Recuerdo de mis maestros

Tengo gratos recuerdos de mis maestros de secundaria, aunque varios de ellos ya no están. El de Geometría y Trigonometría era bravazo. Los muchachos nos referíamos a él con el apelativo de “Fu-Manchú”. Era alto, de contextura delgada, pelo crespo abundante y alborotado, y bigotes terminados en punta y curvados hacia arriba, característica que a nuestros ojos le convertía en el doble del famoso ilusionista británico que adoptó ese seudónimo. “Fu-Manchú” vestía siempre una guayabera blanca y hacía magia con los números, con los cálculos de áreas de figuras geométricas y con las funciones  trigonométricas habidas y por haber en un triángulo.

El problema es que quería que todos seamos magos con los números, y eso era ciertamente complicado para el 90% de la clase. Entonces sacaba a relucir su regla de madera en forma de T que usaba para sus trazos de figuras en la amplia pizarra verdeoscura del salón. Las posaderas de varios de mis compañeros de promoción deben sentir hasta ahora el ardor del reglazo trigonométrico que recibieron por no convertirse en sus fieles discípulos. Yo no recibí ningún reglazo, pero sí que me aprendí bien eso de los senos y los cosenos, las secantes y las tangentes y todas sus inversas.  Y, claro, se lo debo a “Fu Manchú”.

Otro maestro que dejó huella imborrable en la secundaria de varones fue el profesor Amaya. Venido de algún lugar de Cajamarca, era joven, de baja estatura, flaco y de andar pausado, el pelo lacio le caía por la frente de rasgos andinos. Cada clase era una cátedra magistral, y al escucharle no sabíamos sí el colegio había contratado un profesor de química como nos presentaron o un ingeniero químico con doctorado en Harvard. A medida que sus manos dibujaban ágilmente las complejas funciones químicas como si fueran figuritas simples, el polvo de las tizas de varios colores que caían al suelo cambiaban el aspecto cromático de sus zapatos.

Era un verdadero monstruo de la química. La pizarra que iba de pared a pared se empequeñecía frente a su talento. Con la química inorgánica aprendí como se formaban los óxidos, los ácidos, las bases y las sales, de manera que podía explicarle químicamente a mi padre por qué su piedra de afilar  adquiría esa tonalidad marrón y ese típico olor a herrumbre cuando hacía fricción con los metales de su machete y de sus herramientas, en presencia de agua.
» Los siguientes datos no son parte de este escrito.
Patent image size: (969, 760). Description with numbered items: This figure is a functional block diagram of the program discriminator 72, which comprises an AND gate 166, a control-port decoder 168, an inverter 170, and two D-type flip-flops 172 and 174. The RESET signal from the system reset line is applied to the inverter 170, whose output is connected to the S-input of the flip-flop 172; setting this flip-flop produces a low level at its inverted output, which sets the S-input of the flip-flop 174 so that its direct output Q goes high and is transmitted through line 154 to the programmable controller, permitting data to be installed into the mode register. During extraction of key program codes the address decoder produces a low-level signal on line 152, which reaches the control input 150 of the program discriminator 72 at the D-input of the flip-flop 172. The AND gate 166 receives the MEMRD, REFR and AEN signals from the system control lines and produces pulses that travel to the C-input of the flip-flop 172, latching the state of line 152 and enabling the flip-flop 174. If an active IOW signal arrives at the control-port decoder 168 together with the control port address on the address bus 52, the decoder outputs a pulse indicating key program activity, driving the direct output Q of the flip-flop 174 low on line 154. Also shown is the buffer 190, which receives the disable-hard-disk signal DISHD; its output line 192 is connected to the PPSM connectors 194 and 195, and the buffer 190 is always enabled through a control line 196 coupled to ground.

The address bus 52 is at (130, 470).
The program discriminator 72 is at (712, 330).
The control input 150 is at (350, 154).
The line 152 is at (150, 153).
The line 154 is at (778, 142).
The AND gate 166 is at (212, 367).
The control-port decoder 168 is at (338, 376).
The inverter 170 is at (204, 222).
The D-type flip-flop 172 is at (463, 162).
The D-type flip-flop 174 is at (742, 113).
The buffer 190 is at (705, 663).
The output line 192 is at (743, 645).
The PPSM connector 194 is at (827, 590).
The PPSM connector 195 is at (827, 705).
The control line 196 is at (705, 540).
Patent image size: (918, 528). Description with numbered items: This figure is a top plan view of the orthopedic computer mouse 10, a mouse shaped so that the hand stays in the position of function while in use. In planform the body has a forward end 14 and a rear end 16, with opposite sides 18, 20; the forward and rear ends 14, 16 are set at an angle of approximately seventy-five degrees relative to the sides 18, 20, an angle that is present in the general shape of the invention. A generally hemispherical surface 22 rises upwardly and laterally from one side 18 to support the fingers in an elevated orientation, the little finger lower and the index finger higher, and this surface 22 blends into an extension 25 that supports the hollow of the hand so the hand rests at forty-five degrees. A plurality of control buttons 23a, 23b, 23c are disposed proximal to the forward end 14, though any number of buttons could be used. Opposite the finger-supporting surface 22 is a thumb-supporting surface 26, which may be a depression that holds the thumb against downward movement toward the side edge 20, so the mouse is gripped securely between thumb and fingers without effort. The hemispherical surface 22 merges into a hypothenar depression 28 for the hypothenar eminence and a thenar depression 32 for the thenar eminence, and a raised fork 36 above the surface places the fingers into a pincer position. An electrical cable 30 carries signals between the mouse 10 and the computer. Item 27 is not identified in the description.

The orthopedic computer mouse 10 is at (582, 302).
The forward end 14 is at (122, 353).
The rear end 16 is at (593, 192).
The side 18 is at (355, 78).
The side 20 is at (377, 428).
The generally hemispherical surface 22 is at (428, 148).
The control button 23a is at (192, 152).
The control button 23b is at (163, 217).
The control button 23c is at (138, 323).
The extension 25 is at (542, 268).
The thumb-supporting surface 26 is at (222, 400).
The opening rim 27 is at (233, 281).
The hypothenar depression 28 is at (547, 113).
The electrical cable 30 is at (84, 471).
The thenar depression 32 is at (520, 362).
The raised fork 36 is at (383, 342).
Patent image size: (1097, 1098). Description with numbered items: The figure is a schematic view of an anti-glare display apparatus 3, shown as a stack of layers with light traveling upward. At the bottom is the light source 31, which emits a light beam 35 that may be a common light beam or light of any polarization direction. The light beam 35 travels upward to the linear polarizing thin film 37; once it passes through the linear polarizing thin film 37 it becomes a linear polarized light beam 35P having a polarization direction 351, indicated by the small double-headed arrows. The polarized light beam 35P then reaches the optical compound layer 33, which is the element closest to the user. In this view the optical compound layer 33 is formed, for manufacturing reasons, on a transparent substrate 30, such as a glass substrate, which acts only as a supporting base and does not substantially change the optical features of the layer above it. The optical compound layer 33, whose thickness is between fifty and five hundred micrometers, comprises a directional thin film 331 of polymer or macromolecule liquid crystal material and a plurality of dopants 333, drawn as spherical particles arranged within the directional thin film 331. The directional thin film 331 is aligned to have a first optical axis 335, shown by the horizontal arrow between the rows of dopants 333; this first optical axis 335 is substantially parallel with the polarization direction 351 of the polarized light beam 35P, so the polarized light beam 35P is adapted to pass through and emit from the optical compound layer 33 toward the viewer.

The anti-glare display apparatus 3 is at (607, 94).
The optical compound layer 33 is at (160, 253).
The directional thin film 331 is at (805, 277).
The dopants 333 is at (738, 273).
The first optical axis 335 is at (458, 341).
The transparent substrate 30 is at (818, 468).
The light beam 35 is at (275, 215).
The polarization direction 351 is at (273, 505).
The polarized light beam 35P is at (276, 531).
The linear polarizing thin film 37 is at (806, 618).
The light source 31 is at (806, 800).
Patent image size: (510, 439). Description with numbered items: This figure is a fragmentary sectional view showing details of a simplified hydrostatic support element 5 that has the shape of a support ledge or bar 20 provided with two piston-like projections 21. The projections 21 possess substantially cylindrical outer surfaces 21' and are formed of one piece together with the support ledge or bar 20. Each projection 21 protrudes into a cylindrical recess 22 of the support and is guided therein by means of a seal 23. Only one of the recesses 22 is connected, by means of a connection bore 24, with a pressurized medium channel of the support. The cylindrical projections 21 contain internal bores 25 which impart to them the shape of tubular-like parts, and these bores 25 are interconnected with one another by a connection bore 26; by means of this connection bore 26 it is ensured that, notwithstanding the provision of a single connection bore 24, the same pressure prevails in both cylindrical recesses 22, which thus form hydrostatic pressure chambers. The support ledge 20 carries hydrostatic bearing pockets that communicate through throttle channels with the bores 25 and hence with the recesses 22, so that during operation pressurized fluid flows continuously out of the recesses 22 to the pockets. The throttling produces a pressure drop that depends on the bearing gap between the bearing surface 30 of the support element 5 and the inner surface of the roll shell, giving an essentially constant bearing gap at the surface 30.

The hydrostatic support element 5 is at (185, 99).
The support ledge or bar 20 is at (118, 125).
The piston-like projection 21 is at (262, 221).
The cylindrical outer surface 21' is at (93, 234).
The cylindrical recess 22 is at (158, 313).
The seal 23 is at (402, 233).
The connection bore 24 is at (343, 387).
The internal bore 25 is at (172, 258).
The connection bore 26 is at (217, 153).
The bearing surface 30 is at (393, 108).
Y con la orgánica llegué a explicarle mejor el  aroma del fermento de la chicha o el suave efecto alcoholizador de una cuñushca de yuca.

Y yo no podría haber aprendido a amar a mi país si no hubiera tenido maestros que me enseñaron con pasión su historia y geografía. Patricio Veintemilla, un docto en la historia de las culturas preincas y de la civilización andina fue uno de ellos. Siempre elegantemente vestido, hacía su clase en la forma de un discurso para conversos. Cierto día hablando de la guerra civil incaica dijo que una vez apresado Huáscar, su hermano Atahualpa ordenó que le tuvieran a “pan y agua”. Levanté la mano para preguntar cómo podía ser posible eso “si los incas no fabricaban pan”. Con una sonrisa bonachona me respondió: “Es una metáfora que quiere decir que muriera de inanición, pero para ser más estrictos como tú quieres podríamos decir que Atahualpa ordenó que le tuvieran a papa y agua”. Su respuesta fue -para mí- una lección de historia, de significado, de paciencia y de maestría, en un solo acto.

No puedo terminar este breve recuerdo de algunos de mis maestros sin mencionar a Eiser Pinedo. Era de hablar pausado, vestir elegante y personalidad calmada; en su clase desplegaba una mirada crítica al Perú virreinal, independentista, republicano y contemporáneo. En un examen trimestral anunció que el examen tendría sólo tres preguntas y que cada respuesta correctamente argumentada sería calificado con 7 puntos. “Pero eso da 21, profe”, los muchachos. “Le pondré 21 al que me responda bien”, el profesor.

Me saqué el 21. Y mi mamá guarda ese 21 como la prueba incuestionable de la vocación frustrada de historiador de su hijo primogénito.